“She’s heading as straight for us as she can steer, sir, with six sweeps out—three of a side. That means, sir, that her skipper wants so badly to get alongside of us, that he’s noways particular about the trouble he takes to bring him here.”
George gave a low involuntary whistle of astonishment.
“That is queer news indeed,” he remarked after a contemplative pause. “And you think then, Ritson, that the craft is a—”
“A rover, sir; neither more nor less,” answered the second mate. “She ain’t French, I’m certain; she ain’t got the look of it; besides, the Johnnies wouldn’t ventur so far as this in a craft of that size—why she ain’t more than about a hundred and twenty tons at the very outside. No; she’s a rover, that’s what she is; a craft with a low beamy hull painted all black, tremendous long spars, and canvas with just no end of a h’ist to it.”
“Give me the glass,” said George; “I’ll go as far as the cross-trees and take a look at her myself.”
The second mate handed over the telescope, and the skipper, proceeding aloft, soon saw quite enough to satisfy him that Ritson’s conjectures as to the character and intentions of the schooner were only too likely to prove correct.

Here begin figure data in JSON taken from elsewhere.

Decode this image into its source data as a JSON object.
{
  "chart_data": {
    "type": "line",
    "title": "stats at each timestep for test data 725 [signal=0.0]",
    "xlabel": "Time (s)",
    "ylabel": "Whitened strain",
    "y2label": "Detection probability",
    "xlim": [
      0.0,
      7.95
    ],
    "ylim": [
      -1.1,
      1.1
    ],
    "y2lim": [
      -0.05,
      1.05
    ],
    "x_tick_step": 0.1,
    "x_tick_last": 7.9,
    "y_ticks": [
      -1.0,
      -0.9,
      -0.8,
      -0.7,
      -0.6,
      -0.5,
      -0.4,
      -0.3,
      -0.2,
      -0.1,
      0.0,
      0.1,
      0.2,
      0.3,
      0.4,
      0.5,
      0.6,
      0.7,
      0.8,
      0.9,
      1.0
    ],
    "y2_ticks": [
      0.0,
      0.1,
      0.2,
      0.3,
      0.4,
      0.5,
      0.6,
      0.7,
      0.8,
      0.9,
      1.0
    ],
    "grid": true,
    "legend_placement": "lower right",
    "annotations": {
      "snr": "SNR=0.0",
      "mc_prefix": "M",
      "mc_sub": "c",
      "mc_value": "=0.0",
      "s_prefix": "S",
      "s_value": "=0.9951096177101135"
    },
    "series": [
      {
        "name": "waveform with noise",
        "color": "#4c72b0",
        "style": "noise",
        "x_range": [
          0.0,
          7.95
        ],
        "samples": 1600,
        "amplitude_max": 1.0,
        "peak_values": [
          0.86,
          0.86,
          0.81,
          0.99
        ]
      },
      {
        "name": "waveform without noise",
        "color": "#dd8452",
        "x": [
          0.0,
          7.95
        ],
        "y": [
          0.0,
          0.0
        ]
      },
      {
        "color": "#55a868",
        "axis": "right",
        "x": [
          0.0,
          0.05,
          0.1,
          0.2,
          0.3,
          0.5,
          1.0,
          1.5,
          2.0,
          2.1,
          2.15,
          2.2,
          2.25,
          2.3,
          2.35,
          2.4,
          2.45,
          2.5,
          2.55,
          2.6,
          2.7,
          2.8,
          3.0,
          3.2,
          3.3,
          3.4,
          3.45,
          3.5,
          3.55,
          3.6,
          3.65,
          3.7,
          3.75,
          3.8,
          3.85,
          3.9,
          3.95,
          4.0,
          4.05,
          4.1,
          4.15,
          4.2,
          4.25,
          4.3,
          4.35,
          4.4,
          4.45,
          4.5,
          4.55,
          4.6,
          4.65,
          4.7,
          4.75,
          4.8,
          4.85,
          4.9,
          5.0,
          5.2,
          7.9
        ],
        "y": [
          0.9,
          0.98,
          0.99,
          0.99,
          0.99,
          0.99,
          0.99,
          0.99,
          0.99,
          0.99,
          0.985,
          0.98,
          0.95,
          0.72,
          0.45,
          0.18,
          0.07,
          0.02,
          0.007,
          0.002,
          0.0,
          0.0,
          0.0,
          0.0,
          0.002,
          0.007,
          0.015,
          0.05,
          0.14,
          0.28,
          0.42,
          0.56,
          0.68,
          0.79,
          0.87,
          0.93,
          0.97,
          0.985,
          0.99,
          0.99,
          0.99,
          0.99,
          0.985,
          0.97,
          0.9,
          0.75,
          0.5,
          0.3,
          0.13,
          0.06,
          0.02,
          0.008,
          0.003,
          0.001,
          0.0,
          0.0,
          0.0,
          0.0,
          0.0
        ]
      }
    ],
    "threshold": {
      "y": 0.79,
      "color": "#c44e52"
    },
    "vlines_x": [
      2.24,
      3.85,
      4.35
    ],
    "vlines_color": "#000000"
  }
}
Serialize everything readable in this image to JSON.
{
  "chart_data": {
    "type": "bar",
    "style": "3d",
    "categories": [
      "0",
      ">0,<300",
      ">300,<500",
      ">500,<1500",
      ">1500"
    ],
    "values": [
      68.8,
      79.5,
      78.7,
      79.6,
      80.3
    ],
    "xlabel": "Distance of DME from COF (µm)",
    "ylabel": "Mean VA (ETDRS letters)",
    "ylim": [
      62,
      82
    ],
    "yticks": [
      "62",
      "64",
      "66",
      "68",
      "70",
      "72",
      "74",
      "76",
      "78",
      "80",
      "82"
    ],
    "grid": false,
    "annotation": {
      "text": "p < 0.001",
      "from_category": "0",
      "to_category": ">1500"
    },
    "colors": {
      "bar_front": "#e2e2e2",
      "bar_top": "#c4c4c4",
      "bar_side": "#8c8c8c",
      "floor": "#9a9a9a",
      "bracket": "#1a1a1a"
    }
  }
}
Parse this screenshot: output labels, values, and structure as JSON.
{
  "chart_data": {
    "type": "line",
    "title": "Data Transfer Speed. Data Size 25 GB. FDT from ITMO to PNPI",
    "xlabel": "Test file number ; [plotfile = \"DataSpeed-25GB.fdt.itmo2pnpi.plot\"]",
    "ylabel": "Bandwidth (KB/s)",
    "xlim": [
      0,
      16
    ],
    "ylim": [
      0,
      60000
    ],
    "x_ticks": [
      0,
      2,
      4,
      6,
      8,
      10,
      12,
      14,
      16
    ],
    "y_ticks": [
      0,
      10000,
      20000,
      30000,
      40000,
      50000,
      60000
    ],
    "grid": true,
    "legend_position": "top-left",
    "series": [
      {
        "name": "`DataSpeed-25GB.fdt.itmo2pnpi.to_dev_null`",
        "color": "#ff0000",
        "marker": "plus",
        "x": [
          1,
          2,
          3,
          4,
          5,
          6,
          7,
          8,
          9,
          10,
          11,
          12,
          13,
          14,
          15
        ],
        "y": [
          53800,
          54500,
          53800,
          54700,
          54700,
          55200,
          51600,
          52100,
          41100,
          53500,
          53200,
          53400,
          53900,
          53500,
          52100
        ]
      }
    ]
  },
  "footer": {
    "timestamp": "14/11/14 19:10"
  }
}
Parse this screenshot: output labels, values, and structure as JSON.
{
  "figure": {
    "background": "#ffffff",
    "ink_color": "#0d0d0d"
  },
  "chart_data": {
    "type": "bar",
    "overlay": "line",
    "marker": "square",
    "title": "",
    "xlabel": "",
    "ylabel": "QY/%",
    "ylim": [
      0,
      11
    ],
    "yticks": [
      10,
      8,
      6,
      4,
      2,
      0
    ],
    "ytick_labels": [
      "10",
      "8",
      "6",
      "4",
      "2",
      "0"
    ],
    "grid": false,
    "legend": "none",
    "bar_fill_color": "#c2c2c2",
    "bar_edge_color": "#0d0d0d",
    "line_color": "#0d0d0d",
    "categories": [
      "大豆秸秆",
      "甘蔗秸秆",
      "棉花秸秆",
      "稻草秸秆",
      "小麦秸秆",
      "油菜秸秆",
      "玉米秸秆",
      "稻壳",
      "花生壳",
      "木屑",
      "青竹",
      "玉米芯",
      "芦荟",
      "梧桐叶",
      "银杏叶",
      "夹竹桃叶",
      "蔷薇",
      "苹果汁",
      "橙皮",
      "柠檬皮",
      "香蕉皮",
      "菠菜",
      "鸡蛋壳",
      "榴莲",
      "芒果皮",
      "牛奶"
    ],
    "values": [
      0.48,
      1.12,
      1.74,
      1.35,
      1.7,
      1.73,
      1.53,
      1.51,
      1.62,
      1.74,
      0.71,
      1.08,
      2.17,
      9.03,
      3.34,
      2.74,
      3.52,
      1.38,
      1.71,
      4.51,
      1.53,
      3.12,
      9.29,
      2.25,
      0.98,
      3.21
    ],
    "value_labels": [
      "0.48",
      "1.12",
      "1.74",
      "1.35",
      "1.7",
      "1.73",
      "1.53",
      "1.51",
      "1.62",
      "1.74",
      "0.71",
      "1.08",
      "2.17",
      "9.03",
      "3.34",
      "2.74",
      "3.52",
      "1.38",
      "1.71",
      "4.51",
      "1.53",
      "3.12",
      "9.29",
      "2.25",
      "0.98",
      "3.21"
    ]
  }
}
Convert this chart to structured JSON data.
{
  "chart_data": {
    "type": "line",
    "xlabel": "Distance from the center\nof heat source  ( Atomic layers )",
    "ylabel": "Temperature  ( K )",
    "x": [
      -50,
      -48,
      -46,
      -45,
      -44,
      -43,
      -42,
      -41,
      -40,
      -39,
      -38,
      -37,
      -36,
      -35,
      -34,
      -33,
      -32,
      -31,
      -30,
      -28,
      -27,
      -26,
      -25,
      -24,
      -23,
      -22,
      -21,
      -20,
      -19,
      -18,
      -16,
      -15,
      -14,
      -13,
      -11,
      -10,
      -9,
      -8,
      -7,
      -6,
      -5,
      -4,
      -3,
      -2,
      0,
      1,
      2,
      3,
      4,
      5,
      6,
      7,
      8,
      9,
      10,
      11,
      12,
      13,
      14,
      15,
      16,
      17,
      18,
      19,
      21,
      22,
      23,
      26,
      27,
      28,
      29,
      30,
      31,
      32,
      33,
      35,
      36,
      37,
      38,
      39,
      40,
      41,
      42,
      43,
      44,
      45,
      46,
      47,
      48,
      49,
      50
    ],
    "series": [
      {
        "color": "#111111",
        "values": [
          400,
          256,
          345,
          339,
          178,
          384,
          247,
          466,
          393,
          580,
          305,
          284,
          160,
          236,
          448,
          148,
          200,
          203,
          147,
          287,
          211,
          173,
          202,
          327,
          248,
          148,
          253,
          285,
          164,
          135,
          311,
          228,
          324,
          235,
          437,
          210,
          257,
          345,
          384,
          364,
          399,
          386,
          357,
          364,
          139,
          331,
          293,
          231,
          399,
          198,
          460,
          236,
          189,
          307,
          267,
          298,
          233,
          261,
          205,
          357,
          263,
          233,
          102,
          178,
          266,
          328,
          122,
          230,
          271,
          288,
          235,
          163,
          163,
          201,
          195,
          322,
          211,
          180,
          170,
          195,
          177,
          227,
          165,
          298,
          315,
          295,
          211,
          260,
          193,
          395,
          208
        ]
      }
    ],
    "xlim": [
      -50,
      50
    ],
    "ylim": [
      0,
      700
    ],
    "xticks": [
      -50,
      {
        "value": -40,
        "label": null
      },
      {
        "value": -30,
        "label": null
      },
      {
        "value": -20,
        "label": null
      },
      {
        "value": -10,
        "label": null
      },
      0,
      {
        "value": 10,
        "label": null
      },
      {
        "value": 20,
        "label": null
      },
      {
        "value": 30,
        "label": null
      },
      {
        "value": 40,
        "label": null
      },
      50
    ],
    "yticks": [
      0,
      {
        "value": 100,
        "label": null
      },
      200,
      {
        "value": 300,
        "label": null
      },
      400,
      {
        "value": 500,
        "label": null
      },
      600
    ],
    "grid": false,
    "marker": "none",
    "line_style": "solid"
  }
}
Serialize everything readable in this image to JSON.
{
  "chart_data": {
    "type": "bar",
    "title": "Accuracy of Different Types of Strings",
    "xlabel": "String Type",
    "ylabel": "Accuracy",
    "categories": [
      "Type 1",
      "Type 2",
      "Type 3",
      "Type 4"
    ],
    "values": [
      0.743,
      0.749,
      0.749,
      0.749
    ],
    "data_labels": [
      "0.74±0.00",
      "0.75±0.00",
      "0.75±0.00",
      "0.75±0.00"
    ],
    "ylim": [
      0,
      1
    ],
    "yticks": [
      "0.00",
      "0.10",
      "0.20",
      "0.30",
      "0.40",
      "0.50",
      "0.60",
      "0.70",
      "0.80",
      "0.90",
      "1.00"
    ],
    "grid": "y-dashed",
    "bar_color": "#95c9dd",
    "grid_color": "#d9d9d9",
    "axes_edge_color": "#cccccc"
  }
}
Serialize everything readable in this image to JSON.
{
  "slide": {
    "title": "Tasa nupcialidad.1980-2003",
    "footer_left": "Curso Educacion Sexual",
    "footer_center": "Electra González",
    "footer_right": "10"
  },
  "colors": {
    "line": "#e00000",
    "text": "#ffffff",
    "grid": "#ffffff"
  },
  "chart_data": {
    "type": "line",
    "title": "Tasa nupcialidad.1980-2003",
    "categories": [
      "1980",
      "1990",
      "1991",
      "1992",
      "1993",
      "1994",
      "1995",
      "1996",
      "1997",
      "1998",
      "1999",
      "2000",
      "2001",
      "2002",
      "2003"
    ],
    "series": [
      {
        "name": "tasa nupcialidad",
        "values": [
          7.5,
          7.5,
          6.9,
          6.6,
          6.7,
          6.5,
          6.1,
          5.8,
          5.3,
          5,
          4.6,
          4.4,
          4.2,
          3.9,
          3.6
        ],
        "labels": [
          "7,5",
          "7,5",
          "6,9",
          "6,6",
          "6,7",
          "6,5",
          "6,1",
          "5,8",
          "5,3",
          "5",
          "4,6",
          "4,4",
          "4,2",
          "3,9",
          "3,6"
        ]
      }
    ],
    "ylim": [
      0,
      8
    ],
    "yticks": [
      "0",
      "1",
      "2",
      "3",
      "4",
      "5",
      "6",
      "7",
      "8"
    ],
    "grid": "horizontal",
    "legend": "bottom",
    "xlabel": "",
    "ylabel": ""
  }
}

Descending once more to the deck, he held a hurried consultation with his two officers, the result of which was a determination to fight to the last gasp, if the crew were only willing to stand by them. It would be necessary to ascertain their feeling upon the subject before anything could be done; so, it being then within a quarter of an hour of noon, George and the chief mate went below for their quadrants, took the sun’s meridian altitude, and, on the bell being struck to denote the hour of noon and the termination of the morning watch, Captain Leicester gave the word for all hands to muster aft.
“My lads,” said George, when the men were all standing before him in obedience to his summons, “I have called you here in order that I may communicate to you a very disagreeable piece of intelligence. Briefly, it is this. The strange schooner yonder is a very suspicious-looking craft; Mr Ritson and I, who have both carefully examined her through the glass, are quite of the same opinion about her, namely, that she is a pirate. She has all the look of one; and her conduct tends greatly to confirm us in our suspicions, for she has rigged out half a dozen sweeps and is sweeping as straight down for us as she can come. Now, lads, I want to know what you propose to do in the event of our suspicions proving correct. Will you allow her to come alongside and throw her bloodthirsty crew in on our deck to cut our throats as if we were so many sheep! Or will you fight for your lives, and take your chance of being able to beat her off?”
There was a few minutes of anxious consultation among the men; and then Ned stepped forward as spokesman of the party, and asked—
“What would you advise us to do, sir? What do you think of doin’ yourself, sir, if we may make so bold as to axe?”